As with the previous volume, I really loved the extra personality that characters were given that the video game just didn’t have time or the means to elaborate on. Though so much being told in such a short time means that the manga version is rather rushed in its execution, it still none the less delivers a unique experience that I, as a fan, really had fun reading. Link himself was cheeky but confident and Sheik, the mysterious fighter with unclear motives, is a little less of an enigma with more time dedicated to what they’re doing when not in Link’s presence. I also got a kick of secondary characters, such as Lon Lon Ranch’s Malon, and even Link’s trusty horse Epona and faithful fairy, Navi, had their own entertaining times to shine.
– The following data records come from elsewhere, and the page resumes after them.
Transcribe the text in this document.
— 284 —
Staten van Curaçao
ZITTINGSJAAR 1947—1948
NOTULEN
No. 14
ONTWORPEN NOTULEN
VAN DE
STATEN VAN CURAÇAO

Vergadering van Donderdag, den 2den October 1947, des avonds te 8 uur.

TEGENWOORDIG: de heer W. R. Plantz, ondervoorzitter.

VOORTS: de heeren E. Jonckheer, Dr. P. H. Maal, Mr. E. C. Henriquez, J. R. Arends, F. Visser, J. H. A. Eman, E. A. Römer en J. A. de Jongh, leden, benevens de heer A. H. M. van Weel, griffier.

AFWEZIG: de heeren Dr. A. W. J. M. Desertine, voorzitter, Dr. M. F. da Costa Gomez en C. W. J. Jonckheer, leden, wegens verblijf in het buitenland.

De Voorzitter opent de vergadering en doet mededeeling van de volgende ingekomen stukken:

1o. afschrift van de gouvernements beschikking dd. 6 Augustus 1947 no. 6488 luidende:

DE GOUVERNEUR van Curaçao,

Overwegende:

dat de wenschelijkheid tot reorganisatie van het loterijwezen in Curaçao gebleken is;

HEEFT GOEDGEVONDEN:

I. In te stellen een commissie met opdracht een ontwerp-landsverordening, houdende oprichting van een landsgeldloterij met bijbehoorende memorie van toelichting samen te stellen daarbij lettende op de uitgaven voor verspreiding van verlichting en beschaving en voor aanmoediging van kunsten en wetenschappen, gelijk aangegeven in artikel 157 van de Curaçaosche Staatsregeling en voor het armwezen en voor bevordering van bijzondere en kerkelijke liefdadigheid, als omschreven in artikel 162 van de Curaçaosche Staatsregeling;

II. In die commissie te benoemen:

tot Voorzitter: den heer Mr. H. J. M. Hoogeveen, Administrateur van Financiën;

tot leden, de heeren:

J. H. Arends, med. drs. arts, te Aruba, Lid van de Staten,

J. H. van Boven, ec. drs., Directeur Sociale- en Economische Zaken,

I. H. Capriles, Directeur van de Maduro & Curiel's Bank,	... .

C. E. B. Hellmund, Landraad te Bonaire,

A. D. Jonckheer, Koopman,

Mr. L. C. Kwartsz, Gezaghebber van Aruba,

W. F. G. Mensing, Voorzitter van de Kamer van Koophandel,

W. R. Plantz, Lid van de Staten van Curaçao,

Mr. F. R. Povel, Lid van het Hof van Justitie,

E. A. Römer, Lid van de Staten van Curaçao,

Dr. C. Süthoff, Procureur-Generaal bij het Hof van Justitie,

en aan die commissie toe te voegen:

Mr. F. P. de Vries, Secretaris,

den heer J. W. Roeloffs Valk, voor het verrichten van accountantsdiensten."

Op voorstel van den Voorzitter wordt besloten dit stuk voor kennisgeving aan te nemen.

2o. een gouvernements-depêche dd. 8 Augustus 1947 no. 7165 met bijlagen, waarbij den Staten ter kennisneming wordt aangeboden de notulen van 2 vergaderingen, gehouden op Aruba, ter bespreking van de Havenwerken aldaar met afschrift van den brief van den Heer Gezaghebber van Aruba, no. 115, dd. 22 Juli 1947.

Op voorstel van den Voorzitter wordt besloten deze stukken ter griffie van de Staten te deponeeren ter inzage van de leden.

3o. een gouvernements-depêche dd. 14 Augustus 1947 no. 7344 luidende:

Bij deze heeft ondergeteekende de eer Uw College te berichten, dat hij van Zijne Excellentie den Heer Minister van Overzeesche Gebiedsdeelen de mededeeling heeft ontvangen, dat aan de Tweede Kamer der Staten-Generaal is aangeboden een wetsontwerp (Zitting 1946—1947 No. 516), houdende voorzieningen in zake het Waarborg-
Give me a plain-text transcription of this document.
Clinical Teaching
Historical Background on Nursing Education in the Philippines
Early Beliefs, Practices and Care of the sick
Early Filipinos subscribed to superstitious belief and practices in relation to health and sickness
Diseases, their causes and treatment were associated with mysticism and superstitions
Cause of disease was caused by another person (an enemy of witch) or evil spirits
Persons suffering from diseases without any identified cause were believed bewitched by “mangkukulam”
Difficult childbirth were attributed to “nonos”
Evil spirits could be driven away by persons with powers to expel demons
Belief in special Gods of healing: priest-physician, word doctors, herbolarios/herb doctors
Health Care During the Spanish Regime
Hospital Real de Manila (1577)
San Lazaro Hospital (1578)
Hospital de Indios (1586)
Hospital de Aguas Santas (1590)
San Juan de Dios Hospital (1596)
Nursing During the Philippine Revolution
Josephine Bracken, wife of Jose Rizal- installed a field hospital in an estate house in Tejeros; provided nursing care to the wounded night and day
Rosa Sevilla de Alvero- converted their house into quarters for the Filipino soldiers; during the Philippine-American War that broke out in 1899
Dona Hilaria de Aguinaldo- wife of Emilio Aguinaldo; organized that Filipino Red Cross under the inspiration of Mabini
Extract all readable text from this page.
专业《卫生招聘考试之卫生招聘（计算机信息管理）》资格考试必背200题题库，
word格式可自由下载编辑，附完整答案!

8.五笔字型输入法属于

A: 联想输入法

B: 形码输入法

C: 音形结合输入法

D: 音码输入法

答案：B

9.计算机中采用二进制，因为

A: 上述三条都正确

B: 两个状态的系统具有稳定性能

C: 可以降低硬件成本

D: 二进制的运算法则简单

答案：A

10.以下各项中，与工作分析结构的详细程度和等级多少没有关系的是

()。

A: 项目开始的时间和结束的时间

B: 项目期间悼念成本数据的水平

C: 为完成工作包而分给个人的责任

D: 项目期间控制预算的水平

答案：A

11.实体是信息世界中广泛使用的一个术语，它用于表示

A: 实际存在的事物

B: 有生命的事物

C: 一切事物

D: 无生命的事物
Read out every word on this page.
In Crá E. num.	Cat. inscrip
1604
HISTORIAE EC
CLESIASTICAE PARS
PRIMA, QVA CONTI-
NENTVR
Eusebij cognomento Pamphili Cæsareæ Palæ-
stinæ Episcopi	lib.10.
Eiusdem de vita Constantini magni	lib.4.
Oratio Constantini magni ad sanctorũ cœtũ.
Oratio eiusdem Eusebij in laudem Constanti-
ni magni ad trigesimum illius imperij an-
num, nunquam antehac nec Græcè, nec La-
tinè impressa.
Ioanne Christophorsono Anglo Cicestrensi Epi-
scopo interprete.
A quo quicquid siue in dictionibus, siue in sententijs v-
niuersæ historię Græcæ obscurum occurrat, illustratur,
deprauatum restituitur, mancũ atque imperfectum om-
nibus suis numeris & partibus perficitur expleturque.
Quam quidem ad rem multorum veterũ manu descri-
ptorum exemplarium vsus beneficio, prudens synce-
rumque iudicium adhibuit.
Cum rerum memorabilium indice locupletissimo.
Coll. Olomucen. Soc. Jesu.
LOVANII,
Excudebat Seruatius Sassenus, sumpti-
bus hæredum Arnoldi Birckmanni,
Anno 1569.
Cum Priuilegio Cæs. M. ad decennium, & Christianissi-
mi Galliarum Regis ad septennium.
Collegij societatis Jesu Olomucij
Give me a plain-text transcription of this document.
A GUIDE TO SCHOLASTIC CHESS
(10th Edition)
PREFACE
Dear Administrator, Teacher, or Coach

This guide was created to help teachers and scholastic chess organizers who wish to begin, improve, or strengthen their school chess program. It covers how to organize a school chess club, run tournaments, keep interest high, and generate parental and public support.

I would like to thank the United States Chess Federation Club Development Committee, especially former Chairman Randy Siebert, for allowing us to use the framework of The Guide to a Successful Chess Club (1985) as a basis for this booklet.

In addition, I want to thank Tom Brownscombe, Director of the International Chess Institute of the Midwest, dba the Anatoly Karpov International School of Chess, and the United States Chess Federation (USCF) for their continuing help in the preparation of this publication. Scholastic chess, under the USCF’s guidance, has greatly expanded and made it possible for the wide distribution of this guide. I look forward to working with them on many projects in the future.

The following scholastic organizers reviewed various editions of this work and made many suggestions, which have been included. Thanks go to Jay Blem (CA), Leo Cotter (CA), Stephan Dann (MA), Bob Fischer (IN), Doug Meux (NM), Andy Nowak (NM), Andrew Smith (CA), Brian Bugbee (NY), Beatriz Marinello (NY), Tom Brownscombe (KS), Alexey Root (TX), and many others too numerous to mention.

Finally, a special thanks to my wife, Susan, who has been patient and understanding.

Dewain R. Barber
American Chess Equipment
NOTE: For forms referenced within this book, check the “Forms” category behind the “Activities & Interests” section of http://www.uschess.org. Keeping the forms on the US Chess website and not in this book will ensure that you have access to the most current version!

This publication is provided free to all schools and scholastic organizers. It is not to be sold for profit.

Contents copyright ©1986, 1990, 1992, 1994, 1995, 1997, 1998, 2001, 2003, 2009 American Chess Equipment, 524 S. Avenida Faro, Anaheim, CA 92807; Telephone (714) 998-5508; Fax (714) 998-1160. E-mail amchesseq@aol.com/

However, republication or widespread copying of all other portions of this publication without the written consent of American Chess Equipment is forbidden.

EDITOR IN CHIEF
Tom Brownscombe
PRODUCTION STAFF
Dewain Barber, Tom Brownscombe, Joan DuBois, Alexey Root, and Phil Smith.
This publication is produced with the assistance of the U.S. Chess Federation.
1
Continuing on where the last volume left off meant that this volume starred Link in his adult form for the majority of the book. I continued to be impressed by the art style which is perfect for the Legend of the Zelda franchise in its depiction of the characters and attractiveness to readers of any age. Unlike the first book however, this one does contain a little bit of visual blood and violence during the final showdown between Link and Ganandorf that may not be entirely suitable for children as a part of Viz Media’s VizKids line-up. Still, for readers young and old, this series is lots of visual fun and even the rushed adaptive pacing that plagues adaptations is notably much better handled here, making for a surprising-in-comparison, though very well appreciated, reading experience.
Overall I’d highly recommend this two-parter for manga reading fans of Legend of Zelda: Ocarina of Time. It got better and better with each chapter, giving a whole new breath of life to the characters in a way that was refreshing, fun and well worth a read. While it may have only had time to present readers with a very slimmed down version of the game, what it did do, it did wonderfully.